“If you’re not outraged, you’re not paying attention.”

“If you’re not outraged, you’re not paying attention.” These were, according to several reports, the words of a recent Facebook post by Heather Heyer, killed yesterday in an act of domestic terrorism. White supremacists marched in Charlottesville threatening violence while evoking their Nazi heroes; with torches and fascist salutes, they call for the restoration of regimes of racial terror. “If you’re not outraged, you’re not paying attention.”

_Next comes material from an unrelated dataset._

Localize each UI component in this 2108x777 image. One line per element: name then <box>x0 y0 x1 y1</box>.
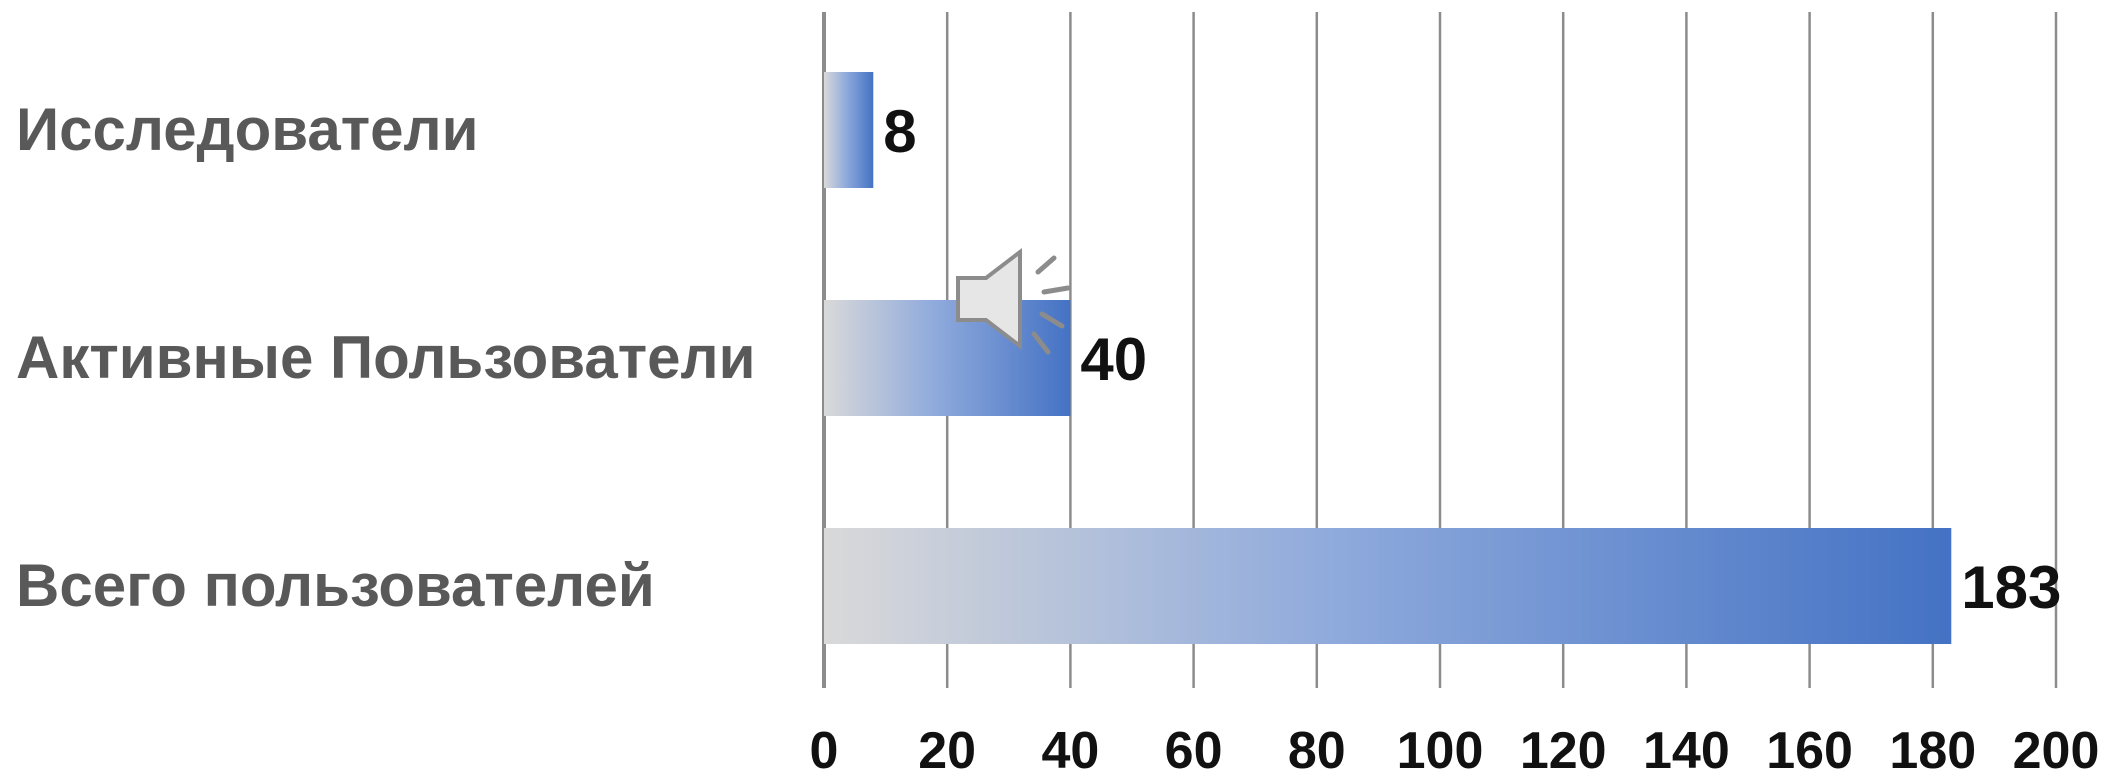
category-label-1: Исследователи <box>16 96 479 163</box>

“It is disheartening for black folk to see such a vile and despicable replay of history,” writes Michael Eric Dyson. I know that Jews, gays and many other Americans also feel disheartened — we feel our hearts ripped apart when we watch the torches, the Nazi “Heil!” salute, the sickening displays of resentment and anger. Prof. Dyson goes on to say that “facing this unadorned hate tears open wounds from atrocities that we have confronted throughout our history.”

But face it we must, and we must reject the rise of unadorned hate and American style Neo-Nazism. As educators and students, as participants in our local communities and in our national polity, we must confront those who would restore violence and terror as mechanisms for fulfilling their contemptible fantasies of white supremacy.

And we must remember Heather Heyer, whose outrage led to action in Charlottesville, and who lost her life fighting for what she believed. May her memory inspire others and be a blessing to her fellow Americans.